Conséquence de leurs très nombreuses interactions avec d’autres êtres vivants, les insectes sociaux exercent souvent un impact non négligeable sur les écosystèmes auxquels ils appartiennent. La pression de prédation intense qu’opèrent des fourmis légionnaires en mouvement sur la faune des arthropodes qu’elles rencontrent (autres insectes sociaux compris) en donne une bonne illustration.

Certaines espèces de fourmis et de termites aux sociétés à fort effectif et dont la densité de nids à l’hectare est élevée peuvent aussi avoir, indirectement, un impact considérable sur des micro organismes, des végétaux et d’autres animaux. De telles espèces sont qualifiées d’« ingénieurs de l’écosystème ». Par exemple, la construction de galeries et de loges par des fourmis et des termites terricoles impliquent des déplacements et des remaniements de matière organique et minérale. Cela modifie, sur des échelles temporelles supérieures à la durée de vie de ces colonies, les propriétés physiques (composition, aération, etc.), biochimiques et hydrologiques des sols.

Ces insectes contribuent notamment à concentrer, au niveau de leurs nids, des composés riches en azote et en phosphore, éléments chimiques essentiels à la vie et relativement rares et dispersés, dans certains environnements. Cette redistribution a majoritairement pour origine l’approvisionnement alimentaire et en matériaux de construction, dont les effets se pérennisent : des débris non consommés, des excréments, des cadavres et, chez les termites, des secrétions salivaires s’accumulent dans le nid et à proximité.

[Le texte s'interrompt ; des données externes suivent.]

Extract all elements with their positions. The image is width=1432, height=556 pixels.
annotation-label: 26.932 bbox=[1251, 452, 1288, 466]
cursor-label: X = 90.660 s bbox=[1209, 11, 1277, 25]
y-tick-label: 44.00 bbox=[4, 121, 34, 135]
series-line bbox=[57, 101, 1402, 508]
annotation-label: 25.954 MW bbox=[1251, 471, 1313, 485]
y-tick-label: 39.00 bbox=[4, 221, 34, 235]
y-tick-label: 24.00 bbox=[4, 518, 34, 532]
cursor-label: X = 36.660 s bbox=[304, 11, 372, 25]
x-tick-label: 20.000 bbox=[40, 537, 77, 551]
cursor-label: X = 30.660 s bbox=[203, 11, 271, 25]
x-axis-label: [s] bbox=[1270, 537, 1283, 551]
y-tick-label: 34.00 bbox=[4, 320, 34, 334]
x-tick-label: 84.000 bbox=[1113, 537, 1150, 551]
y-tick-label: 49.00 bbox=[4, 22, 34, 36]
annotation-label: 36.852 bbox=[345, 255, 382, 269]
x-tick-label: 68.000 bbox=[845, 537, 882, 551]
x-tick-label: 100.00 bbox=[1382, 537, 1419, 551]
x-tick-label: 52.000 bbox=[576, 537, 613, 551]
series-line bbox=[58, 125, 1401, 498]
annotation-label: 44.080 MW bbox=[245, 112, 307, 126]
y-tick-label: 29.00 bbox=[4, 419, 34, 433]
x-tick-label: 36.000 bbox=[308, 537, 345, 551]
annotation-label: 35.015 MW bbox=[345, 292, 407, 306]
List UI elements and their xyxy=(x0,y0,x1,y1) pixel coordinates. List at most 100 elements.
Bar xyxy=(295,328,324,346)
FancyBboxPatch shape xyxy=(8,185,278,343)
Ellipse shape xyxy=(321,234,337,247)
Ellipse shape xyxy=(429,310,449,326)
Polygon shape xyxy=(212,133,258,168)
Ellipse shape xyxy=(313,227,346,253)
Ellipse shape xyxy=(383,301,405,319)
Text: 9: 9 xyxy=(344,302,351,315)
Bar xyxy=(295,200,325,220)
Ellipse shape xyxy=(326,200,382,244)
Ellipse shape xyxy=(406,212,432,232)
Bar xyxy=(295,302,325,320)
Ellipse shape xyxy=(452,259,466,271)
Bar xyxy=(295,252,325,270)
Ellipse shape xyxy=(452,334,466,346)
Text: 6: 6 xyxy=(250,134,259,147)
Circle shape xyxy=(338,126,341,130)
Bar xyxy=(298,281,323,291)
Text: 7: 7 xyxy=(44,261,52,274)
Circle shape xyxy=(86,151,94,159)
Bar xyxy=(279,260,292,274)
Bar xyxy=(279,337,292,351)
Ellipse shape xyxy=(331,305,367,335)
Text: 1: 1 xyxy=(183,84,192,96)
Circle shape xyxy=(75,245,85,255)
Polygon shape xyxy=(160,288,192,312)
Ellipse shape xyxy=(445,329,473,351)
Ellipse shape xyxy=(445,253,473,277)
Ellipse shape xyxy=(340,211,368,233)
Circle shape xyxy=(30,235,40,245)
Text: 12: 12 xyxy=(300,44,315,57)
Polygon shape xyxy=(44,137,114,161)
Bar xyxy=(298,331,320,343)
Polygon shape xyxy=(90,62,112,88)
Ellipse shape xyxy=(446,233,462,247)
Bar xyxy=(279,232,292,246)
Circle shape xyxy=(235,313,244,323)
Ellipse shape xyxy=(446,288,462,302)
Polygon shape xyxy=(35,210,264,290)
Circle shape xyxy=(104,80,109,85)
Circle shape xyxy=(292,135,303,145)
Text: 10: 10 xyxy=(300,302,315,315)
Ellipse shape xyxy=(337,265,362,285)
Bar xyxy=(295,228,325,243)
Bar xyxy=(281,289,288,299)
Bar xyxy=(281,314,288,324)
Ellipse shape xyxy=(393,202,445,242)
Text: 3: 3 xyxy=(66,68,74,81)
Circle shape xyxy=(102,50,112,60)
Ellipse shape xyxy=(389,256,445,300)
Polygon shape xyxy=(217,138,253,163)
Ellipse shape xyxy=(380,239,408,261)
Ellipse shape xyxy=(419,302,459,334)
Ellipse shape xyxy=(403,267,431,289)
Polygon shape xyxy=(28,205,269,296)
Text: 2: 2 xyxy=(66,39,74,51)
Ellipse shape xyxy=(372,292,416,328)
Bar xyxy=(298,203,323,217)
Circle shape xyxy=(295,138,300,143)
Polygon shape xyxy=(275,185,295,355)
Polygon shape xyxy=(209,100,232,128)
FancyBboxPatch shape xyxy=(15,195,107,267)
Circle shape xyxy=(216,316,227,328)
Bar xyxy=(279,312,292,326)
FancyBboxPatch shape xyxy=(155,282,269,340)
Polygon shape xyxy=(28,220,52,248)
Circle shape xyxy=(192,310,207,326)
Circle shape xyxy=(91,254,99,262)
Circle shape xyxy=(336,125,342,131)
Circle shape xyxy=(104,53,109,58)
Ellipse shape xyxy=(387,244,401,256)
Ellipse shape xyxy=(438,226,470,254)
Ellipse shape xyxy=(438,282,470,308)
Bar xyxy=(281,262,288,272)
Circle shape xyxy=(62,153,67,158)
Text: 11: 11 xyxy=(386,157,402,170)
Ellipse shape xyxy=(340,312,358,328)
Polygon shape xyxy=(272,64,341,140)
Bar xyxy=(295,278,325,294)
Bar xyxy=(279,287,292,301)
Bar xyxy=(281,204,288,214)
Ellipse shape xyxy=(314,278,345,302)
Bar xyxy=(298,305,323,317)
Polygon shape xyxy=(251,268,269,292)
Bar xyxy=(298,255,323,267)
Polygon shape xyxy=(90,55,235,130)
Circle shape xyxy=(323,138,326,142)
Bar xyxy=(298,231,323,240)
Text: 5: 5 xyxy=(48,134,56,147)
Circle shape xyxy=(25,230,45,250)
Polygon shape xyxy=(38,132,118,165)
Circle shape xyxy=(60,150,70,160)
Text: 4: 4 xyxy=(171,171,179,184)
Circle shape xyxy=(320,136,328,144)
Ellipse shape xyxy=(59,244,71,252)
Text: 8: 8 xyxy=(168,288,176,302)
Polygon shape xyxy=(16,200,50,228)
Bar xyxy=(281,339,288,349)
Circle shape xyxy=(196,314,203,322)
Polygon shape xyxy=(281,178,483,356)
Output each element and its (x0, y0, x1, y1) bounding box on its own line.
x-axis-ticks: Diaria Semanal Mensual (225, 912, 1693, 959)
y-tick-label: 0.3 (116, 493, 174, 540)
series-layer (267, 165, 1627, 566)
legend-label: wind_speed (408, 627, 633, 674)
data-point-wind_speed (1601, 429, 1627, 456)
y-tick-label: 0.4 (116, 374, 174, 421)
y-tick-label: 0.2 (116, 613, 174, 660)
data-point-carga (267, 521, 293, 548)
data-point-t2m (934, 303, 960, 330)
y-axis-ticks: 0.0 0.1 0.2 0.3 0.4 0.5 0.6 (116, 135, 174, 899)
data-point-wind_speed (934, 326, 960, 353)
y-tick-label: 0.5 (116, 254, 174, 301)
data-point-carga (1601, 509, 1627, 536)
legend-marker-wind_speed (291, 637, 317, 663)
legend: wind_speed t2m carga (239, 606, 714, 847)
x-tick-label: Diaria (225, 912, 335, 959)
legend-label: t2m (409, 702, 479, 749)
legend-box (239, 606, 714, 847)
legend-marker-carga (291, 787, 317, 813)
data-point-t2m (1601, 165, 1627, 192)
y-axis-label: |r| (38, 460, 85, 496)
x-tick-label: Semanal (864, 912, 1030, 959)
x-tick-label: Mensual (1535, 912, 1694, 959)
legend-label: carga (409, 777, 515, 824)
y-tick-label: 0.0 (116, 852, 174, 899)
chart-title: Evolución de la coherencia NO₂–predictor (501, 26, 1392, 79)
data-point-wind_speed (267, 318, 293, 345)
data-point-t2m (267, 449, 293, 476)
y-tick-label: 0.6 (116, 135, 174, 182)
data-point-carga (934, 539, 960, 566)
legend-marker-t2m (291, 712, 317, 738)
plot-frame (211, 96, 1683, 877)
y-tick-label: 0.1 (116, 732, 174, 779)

Les conséquences de ces changements de caractéristiques des sols ont surtout été étudiées chez les termites, et en particulier chez les espèces aux nids géants des savanes africaines. L’enrichissement local en éléments organiques et minéraux crée de véritables « îles de fertilité » aux abords des termitières : les parties abandonnées des nids et leurs environs immédiats correspondent à des sols plus riches en micro-organismes, sur lesquels croît une végétation plus abondante et souvent plus diverse. Ces zones favorables à la végétation vont attirer de nombreux herbivores, y compris des mammifères de grande taille tels que les éléphants ou les girafes. Ces hot spots de biodiversité ont donc plus de chances d’être fertilisés par les excréments de cette mégafaune. Un cycle vertueux s’instaure dès lors, qui fait persister ces îles de fertilité sur des décennies. Sur le plus long terme et à l’échelle du paysage, une véritable dynamique se met en place, au gré de la vie et de la mort des termitières géantes ; elle se traduit par une mosaïque de zones plus ou moins fertiles en perpétuelle évolution.